Auffallend fand ich: Viele kleine Verlage waren nicht auf der Messe oder waren an großen Gemeinschaftsständen. Oder sie sind ohnehin inzwischen unter dem Dach einer großen Marke, mit ein paar eigenen Regalbrettern. Die Konzentration in der Branche ist spürbar. Das passt auch dazu, dass es vielen kleinen Verlagen in diesen Krisenzeiten nicht gut geht. Ich bin mir sicher: Wenn es nicht bald eine strukturelle Verlagsförderung gibt, wird es die Verlags-Vielfalt, die ich so schätze, bald in der Form nicht mehr geben. Da es Themen gibt, die nur in Buchnischen stattfinden, hat das auch gesellschaftliche Auswirkungen.
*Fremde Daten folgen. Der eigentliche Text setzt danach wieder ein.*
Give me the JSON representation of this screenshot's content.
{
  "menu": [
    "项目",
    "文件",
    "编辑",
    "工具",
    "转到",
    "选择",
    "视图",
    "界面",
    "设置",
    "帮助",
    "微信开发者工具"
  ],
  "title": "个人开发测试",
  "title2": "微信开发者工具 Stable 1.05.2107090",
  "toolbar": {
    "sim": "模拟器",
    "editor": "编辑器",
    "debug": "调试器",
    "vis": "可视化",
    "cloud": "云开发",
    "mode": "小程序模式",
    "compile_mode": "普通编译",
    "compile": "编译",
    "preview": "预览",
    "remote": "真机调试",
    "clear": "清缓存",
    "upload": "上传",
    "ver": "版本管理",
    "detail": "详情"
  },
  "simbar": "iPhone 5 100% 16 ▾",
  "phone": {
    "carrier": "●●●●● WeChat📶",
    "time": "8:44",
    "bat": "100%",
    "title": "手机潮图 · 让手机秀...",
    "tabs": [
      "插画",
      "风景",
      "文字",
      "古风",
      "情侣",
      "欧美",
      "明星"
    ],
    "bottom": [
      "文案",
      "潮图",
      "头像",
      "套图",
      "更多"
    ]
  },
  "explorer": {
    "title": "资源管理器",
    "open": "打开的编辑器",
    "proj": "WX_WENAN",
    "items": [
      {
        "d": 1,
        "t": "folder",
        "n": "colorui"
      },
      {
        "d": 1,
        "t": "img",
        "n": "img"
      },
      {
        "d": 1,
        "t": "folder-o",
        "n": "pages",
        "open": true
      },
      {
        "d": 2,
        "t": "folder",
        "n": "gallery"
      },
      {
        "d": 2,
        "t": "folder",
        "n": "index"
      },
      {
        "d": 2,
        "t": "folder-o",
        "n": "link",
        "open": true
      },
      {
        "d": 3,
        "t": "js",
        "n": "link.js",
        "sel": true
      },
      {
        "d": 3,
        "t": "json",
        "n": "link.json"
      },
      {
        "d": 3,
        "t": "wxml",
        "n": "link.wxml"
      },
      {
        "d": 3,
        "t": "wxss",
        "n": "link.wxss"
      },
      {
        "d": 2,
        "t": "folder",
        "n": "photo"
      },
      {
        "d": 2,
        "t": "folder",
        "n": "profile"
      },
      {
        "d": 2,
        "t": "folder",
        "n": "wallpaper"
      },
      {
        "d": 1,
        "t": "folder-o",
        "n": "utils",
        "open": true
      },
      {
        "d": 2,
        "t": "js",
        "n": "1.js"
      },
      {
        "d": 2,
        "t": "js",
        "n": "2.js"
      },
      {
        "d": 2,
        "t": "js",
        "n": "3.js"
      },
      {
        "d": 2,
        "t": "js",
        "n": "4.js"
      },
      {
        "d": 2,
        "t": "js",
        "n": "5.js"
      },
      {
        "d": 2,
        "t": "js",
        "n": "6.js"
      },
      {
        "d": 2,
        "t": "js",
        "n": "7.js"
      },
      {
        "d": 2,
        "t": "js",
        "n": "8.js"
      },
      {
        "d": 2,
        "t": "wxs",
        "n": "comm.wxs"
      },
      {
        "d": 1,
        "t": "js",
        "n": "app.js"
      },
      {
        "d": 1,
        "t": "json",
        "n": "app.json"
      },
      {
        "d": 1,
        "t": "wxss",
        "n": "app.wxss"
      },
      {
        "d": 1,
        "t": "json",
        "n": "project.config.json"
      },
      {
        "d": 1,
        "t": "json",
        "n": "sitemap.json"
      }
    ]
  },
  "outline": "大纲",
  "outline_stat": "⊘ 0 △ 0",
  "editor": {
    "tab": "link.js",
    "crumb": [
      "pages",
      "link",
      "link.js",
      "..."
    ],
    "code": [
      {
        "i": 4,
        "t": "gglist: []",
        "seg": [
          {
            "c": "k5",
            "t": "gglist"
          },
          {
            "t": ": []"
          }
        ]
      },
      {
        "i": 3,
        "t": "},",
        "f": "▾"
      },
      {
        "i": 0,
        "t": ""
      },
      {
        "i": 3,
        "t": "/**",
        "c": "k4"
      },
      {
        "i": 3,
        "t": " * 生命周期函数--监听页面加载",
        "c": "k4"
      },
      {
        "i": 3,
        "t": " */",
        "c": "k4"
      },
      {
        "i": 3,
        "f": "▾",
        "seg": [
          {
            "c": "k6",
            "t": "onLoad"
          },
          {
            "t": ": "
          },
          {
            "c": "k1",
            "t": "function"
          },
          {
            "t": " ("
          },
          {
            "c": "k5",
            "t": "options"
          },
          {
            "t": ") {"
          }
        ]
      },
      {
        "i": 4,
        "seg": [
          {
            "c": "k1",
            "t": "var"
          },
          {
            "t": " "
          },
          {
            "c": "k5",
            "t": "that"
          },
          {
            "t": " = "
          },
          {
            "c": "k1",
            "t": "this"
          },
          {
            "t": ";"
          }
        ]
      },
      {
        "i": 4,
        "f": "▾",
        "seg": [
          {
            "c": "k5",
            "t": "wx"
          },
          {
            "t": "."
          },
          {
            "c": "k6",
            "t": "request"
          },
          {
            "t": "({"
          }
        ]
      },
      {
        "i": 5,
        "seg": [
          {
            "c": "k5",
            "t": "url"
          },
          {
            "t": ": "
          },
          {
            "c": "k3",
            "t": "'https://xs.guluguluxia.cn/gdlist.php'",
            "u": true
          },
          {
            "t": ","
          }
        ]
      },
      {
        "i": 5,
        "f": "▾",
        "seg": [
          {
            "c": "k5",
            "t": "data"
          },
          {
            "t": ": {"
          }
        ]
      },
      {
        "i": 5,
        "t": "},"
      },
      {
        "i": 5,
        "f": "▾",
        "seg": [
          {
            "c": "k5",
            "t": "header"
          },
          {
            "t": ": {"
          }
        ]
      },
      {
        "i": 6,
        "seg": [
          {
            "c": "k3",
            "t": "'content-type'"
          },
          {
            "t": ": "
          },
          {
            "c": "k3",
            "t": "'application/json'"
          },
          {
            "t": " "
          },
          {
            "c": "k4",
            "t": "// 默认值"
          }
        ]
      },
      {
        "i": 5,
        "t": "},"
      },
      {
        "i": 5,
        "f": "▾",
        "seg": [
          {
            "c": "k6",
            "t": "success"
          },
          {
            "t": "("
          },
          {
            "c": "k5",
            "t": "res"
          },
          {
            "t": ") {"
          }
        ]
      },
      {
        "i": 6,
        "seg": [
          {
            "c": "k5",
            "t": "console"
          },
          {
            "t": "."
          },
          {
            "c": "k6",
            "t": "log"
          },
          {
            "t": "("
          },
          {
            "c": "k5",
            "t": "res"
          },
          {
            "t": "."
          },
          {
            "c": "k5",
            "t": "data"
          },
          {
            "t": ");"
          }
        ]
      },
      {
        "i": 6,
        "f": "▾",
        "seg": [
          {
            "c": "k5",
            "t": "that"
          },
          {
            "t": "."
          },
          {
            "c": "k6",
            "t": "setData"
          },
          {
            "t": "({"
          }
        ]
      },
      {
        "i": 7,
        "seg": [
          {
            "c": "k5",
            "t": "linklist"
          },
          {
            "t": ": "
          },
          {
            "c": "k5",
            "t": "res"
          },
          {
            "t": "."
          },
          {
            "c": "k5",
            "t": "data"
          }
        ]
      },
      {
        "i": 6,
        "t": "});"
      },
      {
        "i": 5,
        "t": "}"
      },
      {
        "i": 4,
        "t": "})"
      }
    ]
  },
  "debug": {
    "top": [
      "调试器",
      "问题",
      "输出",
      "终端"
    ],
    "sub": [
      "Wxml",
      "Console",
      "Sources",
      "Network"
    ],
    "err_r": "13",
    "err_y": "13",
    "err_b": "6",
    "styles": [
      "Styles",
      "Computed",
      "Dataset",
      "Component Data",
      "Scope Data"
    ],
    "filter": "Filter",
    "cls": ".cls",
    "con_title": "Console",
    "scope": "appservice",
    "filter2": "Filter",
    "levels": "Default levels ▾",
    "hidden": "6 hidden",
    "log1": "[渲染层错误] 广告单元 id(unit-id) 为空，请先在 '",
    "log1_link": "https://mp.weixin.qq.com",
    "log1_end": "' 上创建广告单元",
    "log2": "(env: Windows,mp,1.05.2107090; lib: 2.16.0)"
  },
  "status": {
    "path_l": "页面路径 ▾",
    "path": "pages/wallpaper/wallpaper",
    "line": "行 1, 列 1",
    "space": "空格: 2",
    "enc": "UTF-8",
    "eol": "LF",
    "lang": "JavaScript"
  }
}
Umso froher war ich über die Veranstaltungen auf der Leseinsel der unabhängigen Verlage. Davon habe ich mir einige gegönnt. Besonders spannend fand ich die Veranstaltung zur Auszeichnung „Bayerns bester Independent Bücher 2024“: spannende Titel aus inspirierenden unabhängigen Verlagen, die allesamt Verlagsprämien bekommen haben.
Buch-Begegnungen
Unterm Strich war es auch für mich persönlich ein guter Messetag: Vormittags hatte ich Verlagstreffen, u.a. war ich beim Lingen-Verlag, für den ich regelmäßig arbeite, und habe die Edition Pastorplatz besucht, die schöne Heimat dreier meiner Bücher. Ich habe die Verlegerin von Hentrich & Hentrich kennengelernt, wo Ende des Jahres eine Zeitzeuginnenbiografie für Kinder erscheinen wird. Diese habe ich für die Begegnungsstätte „Alte Synagoge“ Wuppertal geschrieben, die auch den Verlagskontakt hatte, sodass das Kinderbuch ein Verlagsbuch werden kann. Zu guter Letzt konnte ich eine weitere Verlegerin treffen, für eine neue, ganz andere Idee. Ich bin gespannt, was daraus wird, und kann einen Daumen gebrauchen.
Am Nachmittag habe ich dann hintereinander mit mehreren Kolleginnen Kaffee getrunken. Auch das war sehr schön.
Die Zugverspätung auf der Heimfahrt hätte es aber nicht gebraucht, liebe Deutsche Bahn – ich war auch so schon ziemlich erschöpft.